Our only criticism at this point is that DALL-E will sometimes re-use part of the original image in a way that is a bit too obvious for our taste.
However, you can easily remove or change unwanted sections by simply using the DALL-E inpainting feature afterward.
After adding 5 frames to the original image, here’s what our final result looks like.
Frequently Asked Questions (FAQ)
Before we close off this guide, let’s quickly address some of the most common questions related to the DALL-E 2 Outpainting feature.
What is DALL-E 2 Outpainting?
Outpainting is a new feature in DALL-E 2 that allows users to take an original image and gradually blend additional frames into it to create a bigger image. Every additional frame is generated using parts of the source image as well as a new prompt. The process is very intuitive and feels a lot like “painting”.
How do I access DALL-E 2 Outpainting?
DALL-E’s Outpainting feature is available to all users with an OpenAI account. You can access it by selecting “Try Outpainting (Open Editor)” from the dropdown menu that opens when you click on your profile image in the top right corner.

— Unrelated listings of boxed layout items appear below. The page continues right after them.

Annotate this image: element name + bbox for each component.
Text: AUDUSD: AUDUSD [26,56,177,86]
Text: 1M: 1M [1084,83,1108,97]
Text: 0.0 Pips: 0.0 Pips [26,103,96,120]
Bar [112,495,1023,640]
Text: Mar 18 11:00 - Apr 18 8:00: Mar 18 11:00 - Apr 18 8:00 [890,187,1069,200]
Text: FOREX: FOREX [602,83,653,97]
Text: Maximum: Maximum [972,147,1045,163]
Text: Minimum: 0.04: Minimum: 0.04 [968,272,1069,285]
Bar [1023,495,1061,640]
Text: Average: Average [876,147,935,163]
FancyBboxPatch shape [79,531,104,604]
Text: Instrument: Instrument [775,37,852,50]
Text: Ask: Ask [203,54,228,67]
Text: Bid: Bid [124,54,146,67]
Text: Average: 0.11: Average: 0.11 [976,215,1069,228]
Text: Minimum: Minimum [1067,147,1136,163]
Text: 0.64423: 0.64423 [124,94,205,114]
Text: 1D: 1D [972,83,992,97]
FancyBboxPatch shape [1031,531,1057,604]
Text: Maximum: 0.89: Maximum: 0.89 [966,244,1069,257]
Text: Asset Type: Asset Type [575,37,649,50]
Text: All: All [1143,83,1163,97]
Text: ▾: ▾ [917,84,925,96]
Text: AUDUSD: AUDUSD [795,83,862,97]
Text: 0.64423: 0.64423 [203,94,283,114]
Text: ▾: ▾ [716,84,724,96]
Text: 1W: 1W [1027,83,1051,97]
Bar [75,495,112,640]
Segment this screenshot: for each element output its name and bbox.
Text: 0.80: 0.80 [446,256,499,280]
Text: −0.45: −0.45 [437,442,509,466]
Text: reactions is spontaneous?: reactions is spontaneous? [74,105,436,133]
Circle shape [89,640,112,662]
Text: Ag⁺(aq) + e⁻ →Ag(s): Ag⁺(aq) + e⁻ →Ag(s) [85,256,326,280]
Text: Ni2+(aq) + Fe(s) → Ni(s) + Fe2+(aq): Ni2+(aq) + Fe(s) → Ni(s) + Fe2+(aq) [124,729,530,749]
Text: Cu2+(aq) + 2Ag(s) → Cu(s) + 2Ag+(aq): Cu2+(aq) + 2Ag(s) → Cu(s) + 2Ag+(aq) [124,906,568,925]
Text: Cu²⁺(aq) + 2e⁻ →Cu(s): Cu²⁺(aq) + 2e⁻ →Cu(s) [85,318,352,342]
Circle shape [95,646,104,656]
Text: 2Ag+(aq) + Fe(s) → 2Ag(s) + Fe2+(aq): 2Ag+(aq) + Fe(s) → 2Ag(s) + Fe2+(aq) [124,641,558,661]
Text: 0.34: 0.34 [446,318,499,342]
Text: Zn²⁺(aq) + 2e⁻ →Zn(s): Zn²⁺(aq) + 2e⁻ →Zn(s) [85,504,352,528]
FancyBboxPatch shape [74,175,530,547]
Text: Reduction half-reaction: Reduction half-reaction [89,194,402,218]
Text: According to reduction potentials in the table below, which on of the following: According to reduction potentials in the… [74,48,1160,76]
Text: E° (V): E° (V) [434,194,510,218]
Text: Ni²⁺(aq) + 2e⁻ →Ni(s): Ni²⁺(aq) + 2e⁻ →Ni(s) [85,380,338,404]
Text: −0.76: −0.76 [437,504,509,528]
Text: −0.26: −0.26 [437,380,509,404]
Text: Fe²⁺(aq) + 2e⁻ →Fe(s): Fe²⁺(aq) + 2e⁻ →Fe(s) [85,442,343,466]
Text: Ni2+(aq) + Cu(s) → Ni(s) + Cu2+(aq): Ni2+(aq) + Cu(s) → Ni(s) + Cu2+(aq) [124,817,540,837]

Can I create larger images with DALL-E 2 Outpainting?
Yes. Outpainting is specifically designed to let users expand an original source image into a much bigger composition of frames. While each frame is separate, DALL-E tries to blend them together as much as possible. There is no technical limit to the size of images that you can create via Outpainting.
How much does DALL-E 2 Outpainting cost?
The cost of using outpainting in DALL-E 2 largely depends on the number of frames you need to generate until you are happy with the final result. Each frame will cost you 1 credit and $15 buys you 115 credits. Generally-speaking, Outpainting is fairly expensive.
It’s absolutely fascinating what you can do with the new DALL-E 2 Outpainting feature, especially when you combine it with other AI art generators such as Midjourney.
However, as cool as this feature is, it’s also very expensive considering the price of DALL-E credits and how many frames it takes to create the final image.
Nevertheless, the possibilities of this feature are endless and really take photo manipulation to the next level.